A FARMER has admitted organising the illegal felling of trees shortly before he was jailed for another environmental offence.

John Price, 69, of Day House Farm, Kingsland, Herefordshire, was fined £1,750 and must pay Crown Prosecution Service (CPS) costs of £135 and a victim surcharge of £175.

He pleaded guilty at Hereford Magistrates’ Court to illegally felling a large area of alder, willow, hazel and thorn trees that were around 50 years old.

The CPS said Forestry Commission agents were told in February 2022 that men with heavy machinery were clearing an area in woodland around Ryelands Farm in Ludlow.

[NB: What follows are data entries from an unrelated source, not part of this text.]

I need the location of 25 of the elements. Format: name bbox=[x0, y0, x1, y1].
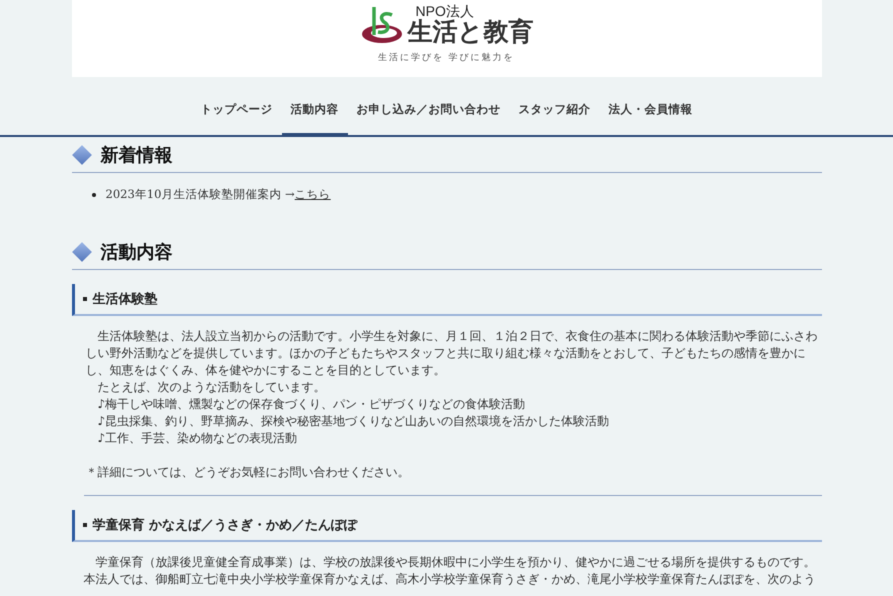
logo-title: 生活と教育 bbox=[408, 20, 534, 45]
section-title: 新着情報 bbox=[100, 144, 172, 167]
news-link[interactable]: こちら bbox=[294, 187, 331, 202]
subsection-title: 生活体験塾 bbox=[92, 291, 158, 308]
paragraph: 学童保育（放課後児童健全育成事業）は、学校の放課後や長期休暇中に小学生を預かり、健やかに過ごせる場所を提供するものです。本法人では、御船町立七滝中央小学校学童保育かなえば、高木小学校学童保育うさぎ・かめ、滝尾小学校学童保育たんぽぽを、次のよう bbox=[84, 554, 816, 588]
paragraph: ♪梅干しや味噌、燻製などの保存食づくり、パン・ピザづくりなどの食体験活動 bbox=[96, 396, 526, 413]
square-icon bbox=[82, 297, 86, 301]
tagline: 生活に学びを 学びに魅力を bbox=[378, 51, 515, 64]
nav-tab[interactable]: お申し込み／お問い合わせ bbox=[348, 77, 510, 137]
news-item: 2023年10月生活体験塾開催案内 → bbox=[106, 187, 295, 202]
nav-tab[interactable]: 活動内容 bbox=[282, 77, 348, 137]
section-title: 活動内容 bbox=[100, 241, 172, 264]
paragraph: ♪昆虫採集、釣り、野草摘み、探検や秘密基地づくりなど山あいの自然環境を活かした体験活動 bbox=[96, 413, 610, 430]
paragraph: ♪工作、手芸、染め物などの表現活動 bbox=[96, 430, 298, 447]
logo-icon bbox=[360, 5, 404, 45]
subsection-title: 学童保育 かなえば／うさぎ・かめ／たんぽぽ bbox=[92, 516, 358, 534]
nav-tab[interactable]: 法人・会員情報 bbox=[600, 77, 702, 137]
bullet-icon bbox=[92, 192, 96, 196]
paragraph: たとえば、次のような活動をしています。 bbox=[96, 379, 326, 396]
paragraph: ＊詳細については、どうぞお気軽にお問い合わせください。 bbox=[84, 464, 410, 481]
square-icon bbox=[82, 523, 86, 527]
logo-subtitle: NPO法人 bbox=[416, 4, 475, 18]
nav-tab[interactable]: スタッフ紹介 bbox=[510, 77, 600, 137]
nav-tab[interactable]: トップページ bbox=[192, 77, 282, 137]
paragraph: 生活体験塾は、法人設立当初からの活動です。小学生を対象に、月１回、１泊２日で、衣食住の基本に関わる体験活動や季節にふさわしい野外活動などを提供しています。ほかの子どもたちやスタッフと共に取り組む様々な活動をとおして、子どもたちの感情を豊かにし、知恵をはぐくみ、体を健やかにすることを目的としています。 bbox=[84, 328, 818, 379]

They visited the site and the men said they were working for Price. They denied knowing they needed a licence to fell the trees.

Price did not reply to letters from the Forestry Commission and they found he was in prison for illegally clearing a large piece of land near the River Lugg in Hereford.

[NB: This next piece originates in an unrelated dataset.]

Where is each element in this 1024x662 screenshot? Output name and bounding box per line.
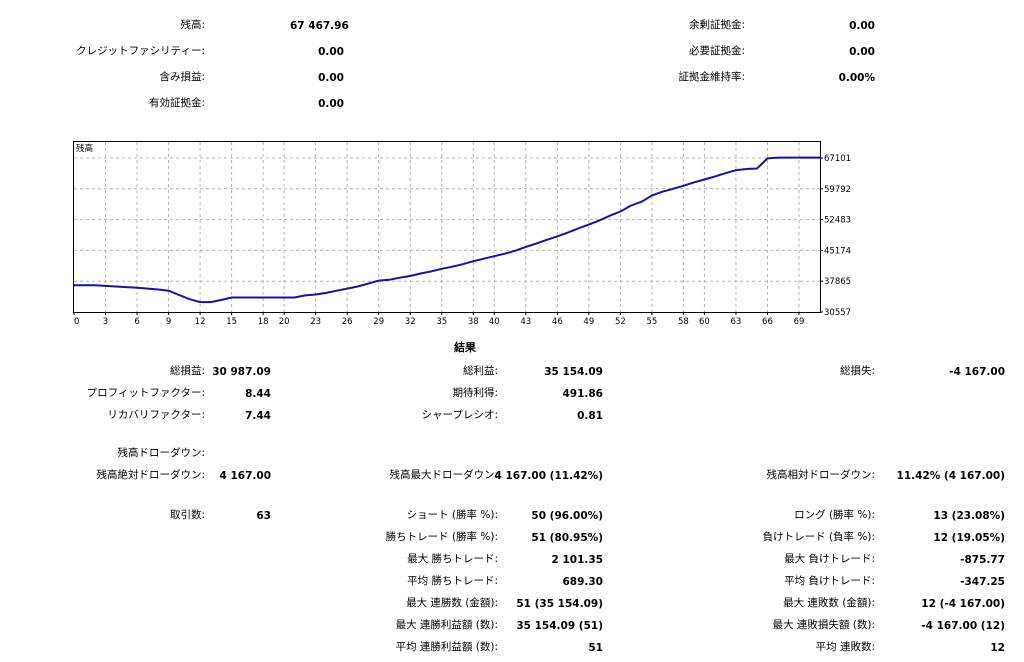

He was jailed in April 2023 for 12 months, later reduced on appeal to 10 months, and ordered to pay £600,000 prosecution costs in what Natural England and the Environment Agency said was the worst river-side destruction the organisations had seen.

On Wednesday, Price told the magistrates he had instructed the workman to “coppice” the trees, which is legal, but the court rejected this, the CPS said.

The case was prosecuted by a unit at CPS Mersey Cheshire that conducts cases of illegal tree felling investigated by the Forestry Commission.

Senior Crown Prosecutor George Ward said: “John Price earns a living from the land as a farmer but clearly has no real regard for it.

“He has broken the law on two occasions in quick succession and has been sentenced for further offending after a jail term for similar criminality.

“In this latest case, the Crown Prosecution Service successfully argued in court that coppicing wouldn’t require the heavy machinery that was on site.

“What John Price had ordered the men to do was deforestation. When faced with the evidence Price remained silent and entered a guilty plea.

“The care of both agricultural and recreational land is controlled by the law and the CPS works with the Forestry Commission, the Police and other statutory agencies to uphold that law.”

Judge Nicholas Cole, who reduced Price’s prison sentence in May 2023, told the farmer then: “Given the breadth of the offending over an extended period of time … there is a need for deterrence in any sentence we impose.

“The message needs to go out loud and clear these laws are there to protect the environment for everybody.”

Price, who the court heard had capital assets “in excess of £20 million” and a previous conviction from 2007 for damming a nearby tributary to extract water for his potatoes, also had his three-year disqualification from being a company director upheld by the judge.